There has been a large handful of truly great moments in gaming, and the Mass Effect series was a great contributor. There have been moments that made me stop and take pause, and later, felt guilty about. When "right" and "wrong" are removed from the scenario, and we're left only with problems and solutions, drawbacks and dilemmas, you have truly memorable moments in video games.
Take a look at the games that don't divide morality into two camps. Fallout: New Vegas realistically recorded your actions by showing you your reputation with key groups and factions. This was good, because the game itself wasn't judging and categorising your actions like some omniscient bureaucrat; the characters, the imperfect, (mostly) human characters, had their own opinions about us. What we do to one person on one side of the world may affect our relations with one organisation, but the entire world doesn't stop worshipping me because I gave a hundred water bottles to a beggar.

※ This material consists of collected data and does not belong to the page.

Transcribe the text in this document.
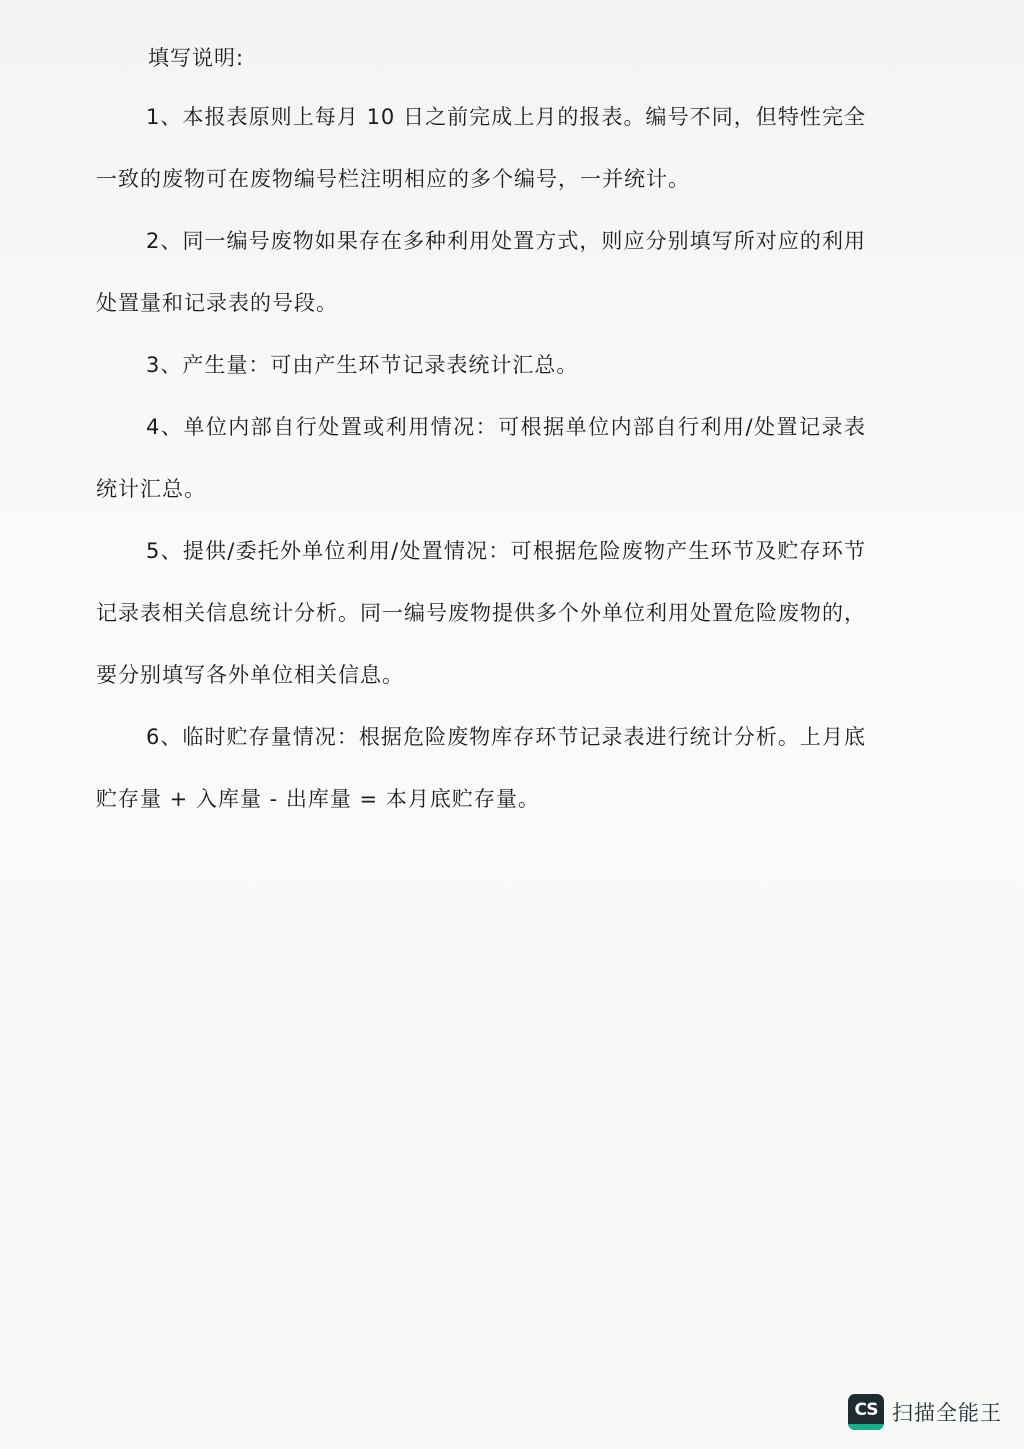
填写说明:
1、本报表原则上每月 10 日之前完成上月的报表。编号不同，但特性完全一致的废物可在废物编号栏注明相应的多个编号，一并统计。
2、同一编号废物如果存在多种利用处置方式，则应分别填写所对应的利用处置量和记录表的号段。
3、产生量：可由产生环节记录表统计汇总。
4、单位内部自行处置或利用情况：可根据单位内部自行利用/处置记录表统计汇总。
5、提供/委托外单位利用/处置情况：可根据危险废物产生环节及贮存环节记录表相关信息统计分析。同一编号废物提供多个外单位利用处置危险废物的，要分别填写各外单位相关信息。
6、临时贮存量情况：根据危险废物库存环节记录表进行统计分析。上月底贮存量 + 入库量 - 出库量 = 本月底贮存量。
CS 扫描全能王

Again, excuse the segue, but I want to provide examples before talking about Mass Effect's rights and wrongs. The Walking Dead game by Telltale, easily my Game of the Year thus far, has very interesting and engaging (and in some cases, shocking) decisions that make me feel as though I'm changing dynamically along with the character. My connection with the characters is so strong, I end up actually feeling emotions (you know, those things good stories make you feel?) and reacting with them. In that game, I've killed characters in a murderous rage, only to pull back and realise what a monster I've become. I've witnessed the loss of loved ones, and made choices that I would never make in my first playthrough of other games, because I want to be "all good" or get the "best ending".

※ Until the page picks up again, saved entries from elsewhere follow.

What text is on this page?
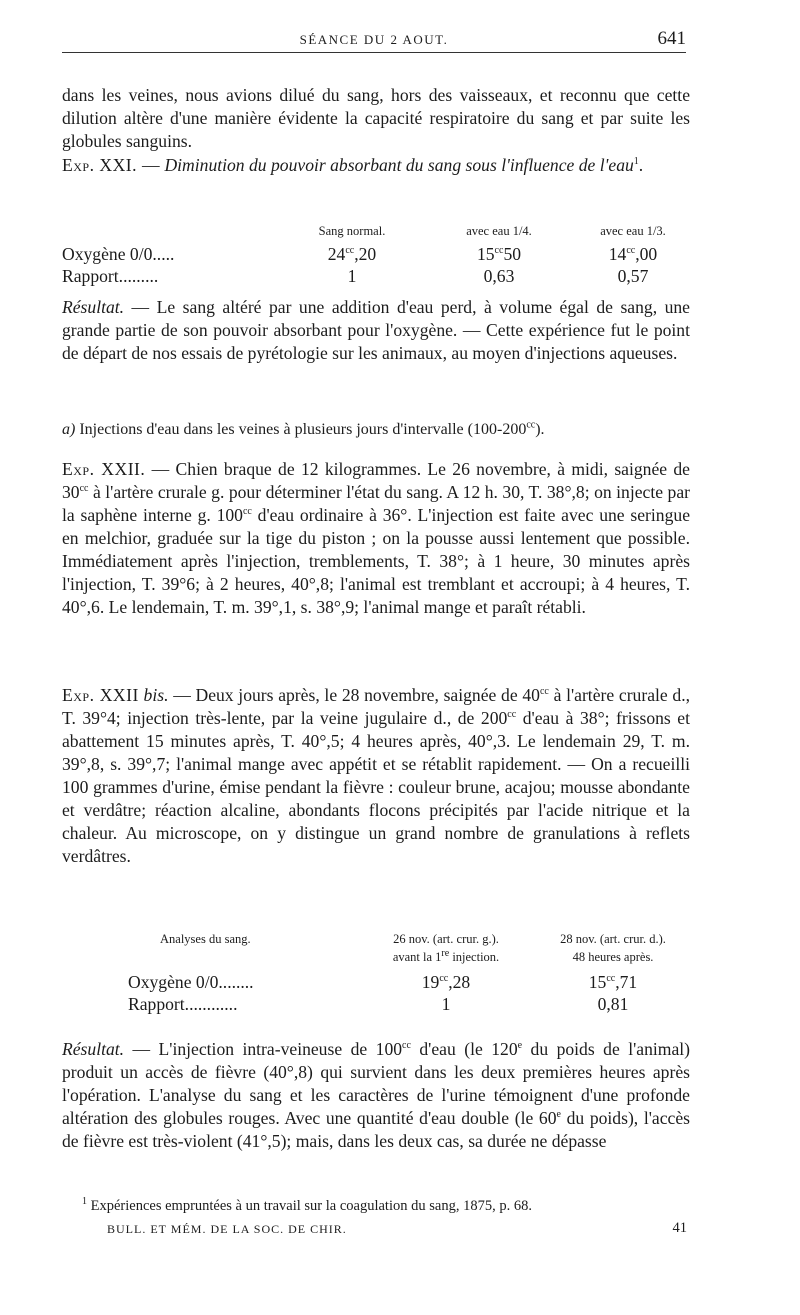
SÉANCE DU 2 AOUT.	641

dans les veines, nous avions dilué du sang, hors des vaisseaux, et reconnu que cette dilution altère d'une manière évidente la capacité respiratoire du sang et par suite les globules sanguins.

Exp. XXI. — Diminution du pouvoir absorbant du sang sous l'influence de l'eau$^1$.

Sang normal.	avec eau 1/4.	avec eau 1/3.
Oxygène 0/0.....	$24^{cc},20$	$15^{cc}50$	$14^{cc},00$
Rapport.........	1	0,63	0,57

Résultat. — Le sang altéré par une addition d'eau perd, à volume égal de sang, une grande partie de son pouvoir absorbant pour l'oxygène. — Cette expérience fut le point de départ de nos essais de pyrétologie sur les animaux, au moyen d'injections aqueuses.

a) Injections d'eau dans les veines à plusieurs jours d'intervalle $(100-200^{cc})$.

Exp. XXII. — Chien braque de 12 kilogrammes. Le 26 novembre, à midi, saignée de $30^{cc}$ à l'artère crurale g. pour déterminer l'état du sang. A 12 h. 30, T. 38°,8; on injecte par la saphène interne g. $100^{cc}$ d'eau ordinaire à 36°. L'injection est faite avec une seringue en melchior, graduée sur la tige du piston ; on la pousse aussi lentement que possible. Immédiatement après l'injection, tremblements, T. 38°; à 1 heure, 30 minutes après l'injection, T. 39°6; à 2 heures, 40°,8; l'animal est tremblant et accroupi; à 4 heures, T. 40°,6. Le lendemain, T. m. 39°,1, s. 38°,9; l'animal mange et paraît rétabli.

Exp. XXII bis. — Deux jours après, le 28 novembre, saignée de $40^{cc}$ à l'artère crurale d., T. 39°4; injection très-lente, par la veine jugulaire d., de $200^{cc}$ d'eau à 38°; frissons et abattement 15 minutes après, T. 40°,5; 4 heures après, 40°,3. Le lendemain 29, T. m. 39°,8, s. 39°,7; l'animal mange avec appétit et se rétablit rapidement. — On a recueilli 100 grammes d'urine, émise pendant la fièvre : couleur brune, acajou; mousse abondante et verdâtre; réaction alcaline, abondants flocons précipités par l'acide nitrique et la chaleur. Au microscope, on y distingue un grand nombre de granulations à reflets verdâtres.

Analyses du sang.	26 nov. (art. crur. g.).	28 nov. (art. crur. d.).
avant la 1re injection.	48 heures après.
Oxygène 0/0........	$19^{cc},28$	$15^{cc},71$
Rapport............	1	0,81

Résultat. — L'injection intra-veineuse de $100^{cc}$ d'eau (le 120e du poids de l'animal) produit un accès de fièvre (40°,8) qui survient dans les deux premières heures après l'opération. L'analyse du sang et les caractères de l'urine témoignent d'une profonde altération des globules rouges. Avec une quantité d'eau double (le 60e du poids), l'accès de fièvre est très-violent (41°,5); mais, dans les deux cas, sa durée ne dépasse

$^1$ Expériences empruntées à un travail sur la coagulation du sang, 1875, p. 68.
BULL. ET MÉM. DE LA SOC. DE CHIR.	41
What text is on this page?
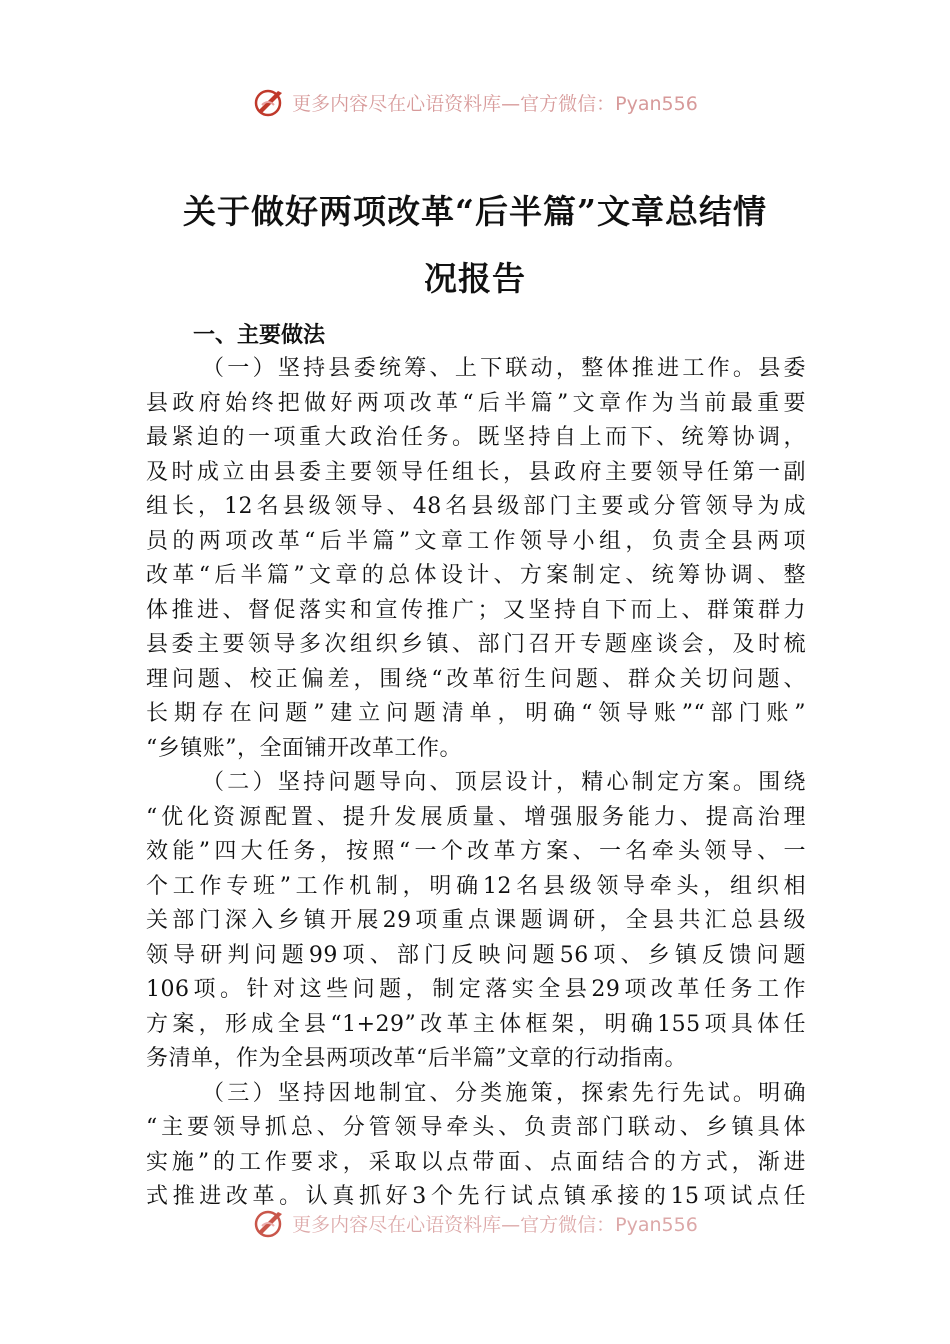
更多内容尽在心语资料库—官方微信：Pyan556
关于做好两项改革“后半篇”文章总结情
况报告
一、主要做法
（一）坚持县委统筹、上下联动，整体推进工作。县委
县政府始终把做好两项改革“后半篇”文章作为当前最重要
最紧迫的一项重大政治任务。既坚持自上而下、统筹协调，
及时成立由县委主要领导任组长，县政府主要领导任第一副
组长，12名县级领导、48名县级部门主要或分管领导为成
员的两项改革“后半篇”文章工作领导小组，负责全县两项
改革“后半篇”文章的总体设计、方案制定、统筹协调、整
体推进、督促落实和宣传推广；又坚持自下而上、群策群力
县委主要领导多次组织乡镇、部门召开专题座谈会，及时梳
理问题、校正偏差，围绕“改革衍生问题、群众关切问题、
长期存在问题”建立问题清单，明确“领导账”“部门账”
“乡镇账”，全面铺开改革工作。
（二）坚持问题导向、顶层设计，精心制定方案。围绕
“优化资源配置、提升发展质量、增强服务能力、提高治理
效能”四大任务，按照“一个改革方案、一名牵头领导、一
个工作专班”工作机制，明确12名县级领导牵头，组织相
关部门深入乡镇开展29项重点课题调研，全县共汇总县级
领导研判问题99项、部门反映问题56项、乡镇反馈问题
106项。针对这些问题，制定落实全县29项改革任务工作
方案，形成全县“1+29”改革主体框架，明确155项具体任
务清单，作为全县两项改革“后半篇”文章的行动指南。
（三）坚持因地制宜、分类施策，探索先行先试。明确
“主要领导抓总、分管领导牵头、负责部门联动、乡镇具体
实施”的工作要求，采取以点带面、点面结合的方式，渐进
式推进改革。认真抓好3个先行试点镇承接的15项试点任
更多内容尽在心语资料库—官方微信：Pyan556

Sometimes, we're left with unfair decisions (such is life) with no clear right or wrong answer. Heavy Rain made me stop and ponder many times, which is often the mark of a good story. Dragon Age: Origins offered us more than the typical binary "this or that" scenarios with which we are so often stuck. For example, the decision of who is made ruler has an eclectic myriad of outcomes. At first, we can see the primary binary choice: Alistair or Arnora. However, other candidates and combinations come into consideration as a consequence of previous actions. You could arrange for a political marriage betwixt the two, or even marry Arnora (or Al, if you're a gal). But what else? Well, the outcome differs dependent upon whether you spared or saved a certain person, won a certain debate, the different sacrifices you made, and even your origin story. If only Mass Effect could do that much!

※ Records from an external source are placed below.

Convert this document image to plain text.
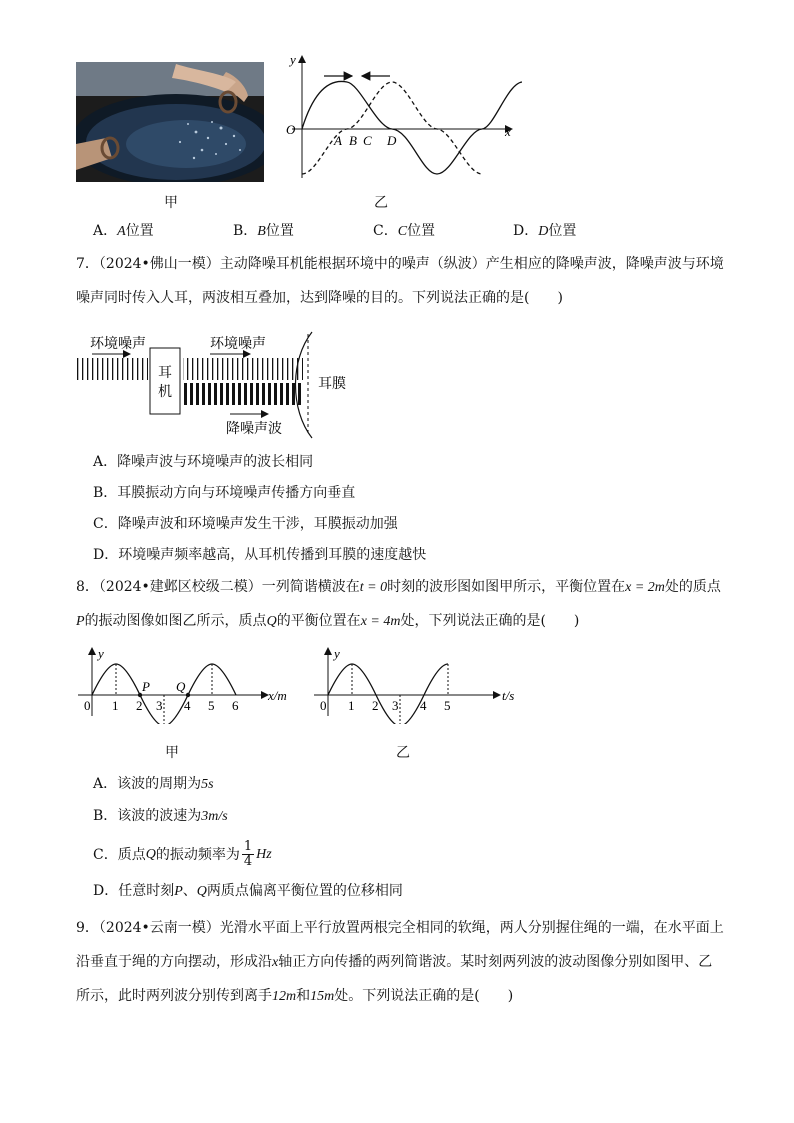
甲
y
x
O
A B C D
乙
A．A位置	B．B位置	C．C位置	D．D位置
7．（2024•佛山一模）主动降噪耳机能根据环境中的噪声（纵波）产生相应的降噪声波，降噪声波与环境
噪声同时传入人耳，两波相互叠加，达到降噪的目的。下列说法正确的是(　　)
耳
机
环境噪声	环境噪声
耳膜
降噪声波
A．降噪声波与环境噪声的波长相同
B．耳膜振动方向与环境噪声传播方向垂直
C．降噪声波和环境噪声发生干涉，耳膜振动加强
D．环境噪声频率越高，从耳机传播到耳膜的速度越快
8．（2024•建邺区校级二模）一列简谐横波在t = 0时刻的波形图如图甲所示，平衡位置在x = 2m处的质点
P的振动图像如图乙所示，质点Q的平衡位置在x = 4m处，下列说法正确的是(　　)
y
x/m
P Q
0 1 2 3 4 5 6
甲
y
t/s
0 1 2 3 4 5
乙
A．该波的周期为5s
B．该波的波速为3m/s
C．质点 Q 的振动频率为 $\frac{1}{4}$ Hz
D．任意时刻P、Q两质点偏离平衡位置的位移相同
9．（2024•云南一模）光滑水平面上平行放置两根完全相同的软绳，两人分别握住绳的一端，在水平面上
沿垂直于绳的方向摆动，形成沿x轴正方向传播的两列简谐波。某时刻两列波的波动图像分别如图甲、乙
所示，此时两列波分别传到离手12m和15m处。下列说法正确的是(　　)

So, did the Mass Effect trilogy have any such decisions? Yes, quite a few actually. I've already talked about the Tuchanka chunk of the game, and how great it is, so I'll just say that it was one of those rare times in gaming where I stopped, thought about my decision, changed my mind, and felt guilty. Ditto for the Rannoch: Admiral Koris mission. I was so caught up in doing what I felt was right, I ended up making an idealistic (and in hindsight, foolish) decision that cost lives. I was so immersed in the experience, I was unable to let the non-combatants die and see the big picture.
These moments are what made the game great for me. It still baffles me that anyone ever chose Action mode....
Renegon In Retrospect
In the end, I liked seeing a lot of our choices our choices segregated from the binary Paragade system. I would have liked to see more of a grey area in the roleplaying, but it could have been much worse. However, I keep drawing comparisons to inFamous. In that game, I made the good guy decisions even when I didn't think it was right, simply because I wanted to keep Cole blue and not red.
When I made those Paragon decisions in the Mass Effect trilogy, did I make them because they were the right decisions... or because I subconsciously hate the colour red?
Everything I know is a lie. My mind is now blown.